Van’s way of grieving consisted of something he called the “Illumination of the Past” culling together bits of music and memories for a study of their collective past.
“I had assembled, and put into chronological order, hundreds of letters Davy had written over the years. I had the diaries and journals we kept. I had her paintings done in their various periods and our photograph album. But I had gone further than these helps: I had searched out and bought recordings or music we had liked or merely chanced to listen to a good deal in some period, knowing how evocative music is… I had all our favorite poems of the years.” (p. 192)
Our trip to Costa Rica probably meant different things to the family members in attendance. For me, it was part “illumination of the past” by getting to learn more about the man that was my dad during his high school years. His two best friends, Jose Maria and Francisco shared stories of those pivotal years. I learned about their high school band with Francisco playing drums, Jose Maria playing the accordion and of course, my dad, as captain of the band and trumpet player. He was a natural born leader… Hugging both of them and looking at them, I was betwixt seeing my dad among our happy group and sorely wanting to tell him I’d met them in person. When I hugged them, it kind of felt like hugging him.
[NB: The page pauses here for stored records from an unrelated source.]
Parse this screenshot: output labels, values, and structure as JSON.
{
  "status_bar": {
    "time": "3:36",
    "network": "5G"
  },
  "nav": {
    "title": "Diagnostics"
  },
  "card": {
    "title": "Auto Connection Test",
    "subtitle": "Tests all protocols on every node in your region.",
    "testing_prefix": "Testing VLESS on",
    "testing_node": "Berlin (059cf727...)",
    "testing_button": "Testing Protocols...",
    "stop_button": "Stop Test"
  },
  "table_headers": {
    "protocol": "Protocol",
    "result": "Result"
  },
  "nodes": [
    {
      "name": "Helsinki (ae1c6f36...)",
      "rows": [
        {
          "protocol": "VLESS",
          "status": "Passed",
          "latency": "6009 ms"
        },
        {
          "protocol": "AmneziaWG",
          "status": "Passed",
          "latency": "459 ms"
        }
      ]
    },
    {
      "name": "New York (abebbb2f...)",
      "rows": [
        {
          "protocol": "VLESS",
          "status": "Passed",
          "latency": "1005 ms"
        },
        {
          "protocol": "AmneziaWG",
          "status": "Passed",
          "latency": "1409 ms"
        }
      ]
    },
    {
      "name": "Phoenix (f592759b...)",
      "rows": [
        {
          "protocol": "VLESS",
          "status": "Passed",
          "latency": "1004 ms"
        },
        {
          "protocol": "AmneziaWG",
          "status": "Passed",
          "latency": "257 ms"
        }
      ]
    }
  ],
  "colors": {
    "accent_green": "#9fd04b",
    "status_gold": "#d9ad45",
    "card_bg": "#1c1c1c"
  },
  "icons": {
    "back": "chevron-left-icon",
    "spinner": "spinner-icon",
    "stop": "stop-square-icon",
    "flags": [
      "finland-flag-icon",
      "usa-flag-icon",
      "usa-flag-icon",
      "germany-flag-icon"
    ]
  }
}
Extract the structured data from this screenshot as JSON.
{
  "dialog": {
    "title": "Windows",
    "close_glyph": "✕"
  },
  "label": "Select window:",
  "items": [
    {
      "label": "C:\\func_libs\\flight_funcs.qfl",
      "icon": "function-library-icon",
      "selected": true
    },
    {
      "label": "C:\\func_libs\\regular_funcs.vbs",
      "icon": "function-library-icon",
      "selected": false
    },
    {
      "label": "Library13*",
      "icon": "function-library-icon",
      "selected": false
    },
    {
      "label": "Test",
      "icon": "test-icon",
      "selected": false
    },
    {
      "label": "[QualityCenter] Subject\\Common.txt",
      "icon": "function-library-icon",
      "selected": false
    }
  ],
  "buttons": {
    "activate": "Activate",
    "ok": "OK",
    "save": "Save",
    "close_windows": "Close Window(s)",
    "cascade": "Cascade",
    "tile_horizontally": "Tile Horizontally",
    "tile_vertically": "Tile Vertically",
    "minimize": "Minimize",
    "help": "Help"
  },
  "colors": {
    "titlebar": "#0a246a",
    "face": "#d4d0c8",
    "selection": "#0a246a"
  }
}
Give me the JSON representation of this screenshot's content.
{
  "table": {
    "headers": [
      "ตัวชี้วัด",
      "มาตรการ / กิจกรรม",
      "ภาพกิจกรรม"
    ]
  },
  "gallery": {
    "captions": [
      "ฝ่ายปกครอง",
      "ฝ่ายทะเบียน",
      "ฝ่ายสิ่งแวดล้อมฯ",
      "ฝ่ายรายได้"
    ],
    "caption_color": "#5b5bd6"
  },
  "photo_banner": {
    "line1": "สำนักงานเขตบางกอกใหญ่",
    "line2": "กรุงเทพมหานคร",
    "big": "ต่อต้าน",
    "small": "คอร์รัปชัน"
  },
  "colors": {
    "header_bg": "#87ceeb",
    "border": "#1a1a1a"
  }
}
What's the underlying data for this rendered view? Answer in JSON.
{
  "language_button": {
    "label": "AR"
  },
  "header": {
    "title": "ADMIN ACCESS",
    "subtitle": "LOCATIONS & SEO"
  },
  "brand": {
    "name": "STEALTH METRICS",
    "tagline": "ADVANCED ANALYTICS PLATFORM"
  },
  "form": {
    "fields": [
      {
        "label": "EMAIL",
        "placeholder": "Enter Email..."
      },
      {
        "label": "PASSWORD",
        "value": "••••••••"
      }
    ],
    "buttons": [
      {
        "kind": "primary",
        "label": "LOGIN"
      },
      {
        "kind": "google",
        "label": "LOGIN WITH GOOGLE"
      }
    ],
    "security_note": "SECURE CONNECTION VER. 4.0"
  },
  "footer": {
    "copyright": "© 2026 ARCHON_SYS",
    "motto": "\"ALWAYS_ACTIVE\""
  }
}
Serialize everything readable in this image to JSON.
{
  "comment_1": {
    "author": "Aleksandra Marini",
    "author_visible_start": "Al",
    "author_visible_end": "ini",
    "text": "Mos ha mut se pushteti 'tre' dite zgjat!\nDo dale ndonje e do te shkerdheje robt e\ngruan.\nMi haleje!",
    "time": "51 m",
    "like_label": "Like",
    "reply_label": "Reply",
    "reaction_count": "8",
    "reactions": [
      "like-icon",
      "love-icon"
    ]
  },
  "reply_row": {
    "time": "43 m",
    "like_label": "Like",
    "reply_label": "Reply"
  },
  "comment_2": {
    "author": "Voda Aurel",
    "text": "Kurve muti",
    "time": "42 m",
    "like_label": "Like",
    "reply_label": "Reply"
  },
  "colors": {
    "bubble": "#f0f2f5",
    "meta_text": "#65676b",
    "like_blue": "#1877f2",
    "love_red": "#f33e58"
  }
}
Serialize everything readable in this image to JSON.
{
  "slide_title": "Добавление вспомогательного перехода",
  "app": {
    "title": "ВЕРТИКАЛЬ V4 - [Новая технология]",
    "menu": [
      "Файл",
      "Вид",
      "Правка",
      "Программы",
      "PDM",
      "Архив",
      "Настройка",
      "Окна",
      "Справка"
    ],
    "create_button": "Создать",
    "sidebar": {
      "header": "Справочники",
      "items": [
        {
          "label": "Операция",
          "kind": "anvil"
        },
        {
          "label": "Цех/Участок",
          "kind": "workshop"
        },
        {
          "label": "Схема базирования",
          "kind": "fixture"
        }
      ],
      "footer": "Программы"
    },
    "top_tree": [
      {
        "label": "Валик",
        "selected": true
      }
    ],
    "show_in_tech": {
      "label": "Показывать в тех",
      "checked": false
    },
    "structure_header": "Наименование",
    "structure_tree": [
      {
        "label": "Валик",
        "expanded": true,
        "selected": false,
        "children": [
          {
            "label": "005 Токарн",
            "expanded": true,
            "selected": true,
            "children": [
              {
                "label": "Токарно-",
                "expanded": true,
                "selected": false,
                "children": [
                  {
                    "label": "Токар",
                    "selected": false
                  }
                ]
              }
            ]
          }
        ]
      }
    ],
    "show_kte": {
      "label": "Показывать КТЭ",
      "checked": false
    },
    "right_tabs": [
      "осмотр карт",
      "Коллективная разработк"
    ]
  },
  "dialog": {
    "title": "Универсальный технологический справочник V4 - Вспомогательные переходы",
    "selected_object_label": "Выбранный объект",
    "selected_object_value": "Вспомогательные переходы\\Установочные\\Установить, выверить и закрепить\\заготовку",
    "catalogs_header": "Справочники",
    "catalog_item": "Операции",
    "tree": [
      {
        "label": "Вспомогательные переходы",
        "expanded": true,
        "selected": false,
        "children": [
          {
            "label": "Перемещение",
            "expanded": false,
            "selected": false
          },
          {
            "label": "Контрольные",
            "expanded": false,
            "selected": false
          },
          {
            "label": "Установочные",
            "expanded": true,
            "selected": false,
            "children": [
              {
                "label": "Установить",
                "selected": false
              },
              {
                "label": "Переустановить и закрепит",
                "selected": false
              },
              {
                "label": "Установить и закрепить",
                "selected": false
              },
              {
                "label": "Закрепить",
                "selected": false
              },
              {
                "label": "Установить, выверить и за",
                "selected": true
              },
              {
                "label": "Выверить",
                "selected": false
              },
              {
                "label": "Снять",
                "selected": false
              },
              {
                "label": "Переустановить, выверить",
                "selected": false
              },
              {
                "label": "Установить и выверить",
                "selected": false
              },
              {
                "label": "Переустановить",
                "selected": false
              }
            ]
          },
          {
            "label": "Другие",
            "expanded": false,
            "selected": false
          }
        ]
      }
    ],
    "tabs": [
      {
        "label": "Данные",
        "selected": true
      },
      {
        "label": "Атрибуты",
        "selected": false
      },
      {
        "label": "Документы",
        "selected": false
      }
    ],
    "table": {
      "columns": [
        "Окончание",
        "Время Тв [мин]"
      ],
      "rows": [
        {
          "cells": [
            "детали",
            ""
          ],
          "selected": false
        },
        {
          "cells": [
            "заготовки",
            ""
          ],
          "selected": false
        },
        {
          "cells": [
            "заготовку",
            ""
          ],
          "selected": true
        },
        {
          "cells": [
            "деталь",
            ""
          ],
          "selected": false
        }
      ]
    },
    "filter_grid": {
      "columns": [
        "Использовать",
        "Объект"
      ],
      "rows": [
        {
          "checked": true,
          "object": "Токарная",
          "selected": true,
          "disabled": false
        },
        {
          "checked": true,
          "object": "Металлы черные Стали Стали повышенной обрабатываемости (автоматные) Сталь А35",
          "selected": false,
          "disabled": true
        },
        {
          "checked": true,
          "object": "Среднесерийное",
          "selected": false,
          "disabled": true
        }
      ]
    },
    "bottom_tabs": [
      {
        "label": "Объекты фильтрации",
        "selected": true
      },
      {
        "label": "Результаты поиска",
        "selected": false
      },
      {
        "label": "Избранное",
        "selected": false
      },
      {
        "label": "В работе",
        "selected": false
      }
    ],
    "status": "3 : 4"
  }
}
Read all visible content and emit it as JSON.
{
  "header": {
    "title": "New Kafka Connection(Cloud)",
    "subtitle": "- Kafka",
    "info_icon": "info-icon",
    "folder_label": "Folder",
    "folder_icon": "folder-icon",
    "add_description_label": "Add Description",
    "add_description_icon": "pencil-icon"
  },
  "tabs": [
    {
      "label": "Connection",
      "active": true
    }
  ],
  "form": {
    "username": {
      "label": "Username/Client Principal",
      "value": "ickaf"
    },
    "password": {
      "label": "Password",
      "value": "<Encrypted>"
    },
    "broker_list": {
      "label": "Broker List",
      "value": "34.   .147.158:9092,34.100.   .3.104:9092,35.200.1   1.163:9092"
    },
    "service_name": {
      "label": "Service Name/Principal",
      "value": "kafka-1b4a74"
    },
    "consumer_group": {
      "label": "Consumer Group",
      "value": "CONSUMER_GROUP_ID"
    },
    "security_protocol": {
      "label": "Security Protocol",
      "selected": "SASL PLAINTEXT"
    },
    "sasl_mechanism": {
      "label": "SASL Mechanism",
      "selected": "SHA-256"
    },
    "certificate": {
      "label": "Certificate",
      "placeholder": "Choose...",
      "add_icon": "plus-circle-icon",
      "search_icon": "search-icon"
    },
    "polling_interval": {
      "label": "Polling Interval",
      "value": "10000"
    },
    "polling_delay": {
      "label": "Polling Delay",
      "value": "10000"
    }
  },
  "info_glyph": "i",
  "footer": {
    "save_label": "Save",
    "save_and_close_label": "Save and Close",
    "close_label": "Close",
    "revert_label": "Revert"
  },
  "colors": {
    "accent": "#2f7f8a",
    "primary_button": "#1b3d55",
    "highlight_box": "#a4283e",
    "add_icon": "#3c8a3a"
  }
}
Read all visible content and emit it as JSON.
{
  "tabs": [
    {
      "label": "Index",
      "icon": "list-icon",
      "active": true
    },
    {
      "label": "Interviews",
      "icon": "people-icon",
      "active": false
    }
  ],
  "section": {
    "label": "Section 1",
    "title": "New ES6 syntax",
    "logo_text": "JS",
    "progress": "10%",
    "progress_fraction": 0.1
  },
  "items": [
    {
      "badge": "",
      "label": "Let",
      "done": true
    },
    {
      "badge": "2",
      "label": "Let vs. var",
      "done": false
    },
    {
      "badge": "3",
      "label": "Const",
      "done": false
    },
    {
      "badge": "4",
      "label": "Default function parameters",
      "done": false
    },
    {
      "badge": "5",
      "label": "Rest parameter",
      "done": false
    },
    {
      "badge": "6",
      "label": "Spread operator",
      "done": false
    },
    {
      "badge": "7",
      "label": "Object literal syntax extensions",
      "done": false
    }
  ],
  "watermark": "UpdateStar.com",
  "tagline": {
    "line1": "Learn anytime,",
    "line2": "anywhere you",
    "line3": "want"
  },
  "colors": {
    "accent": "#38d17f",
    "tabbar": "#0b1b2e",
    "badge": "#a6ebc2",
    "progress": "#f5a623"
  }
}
They laughed as they mentioned escapades of cutting class to slip away to the all-girls’ school under the ruse of helping the girls’ band out. They even started their own magazine and my dad wrote poems (poems!) though Francisco claims poorly. I never knew my dad to be a poet. He never heard any of my poems. Alas.
I gained more insight about my grandmother and grandfather and the elegant parties they attended. When the past is illuminated, so much more is given to us than just that which we seek. You have to be ready for it, and I scribbled details down in my notebook as the car drove on. It makes me crave more stories, more of him because story animates memory into the reel-player of imagination.
Reading “A Severe Mercy”, there is a part of me that played voyeur. Apart from the salve and balm it gave in hearing another person coping through grief and loss, I was transfixed on the friendship between Lewis and Van. How I wanted to have a pint with Lewis at the Eastgate and talk about literature and faith with one of my heroes! Never one to mince words, Lewis’ letters reminded me of the power of the written word with scores of pencil marks detailing those pages. The art of letter-writing is not something that needs to be a lost art. Moreover, the execution of letters consisting of more than the mundane but grappling with big questions and sometimes bigger answers, this is something worth pursuing. I wouldn’t say I agreed with everything Lewis had to say, but that’s not really the point. Through the letters you get the sense of friendship-depth that cuts to the quick.
“A Severe Mercy” might speak to some solely on the grief level. Perhaps to others, it speaks on the spiritual- and for those misty-eyed romantics, pure love story. Regardless, this book might change you or turn your thoughts to ponder its truths.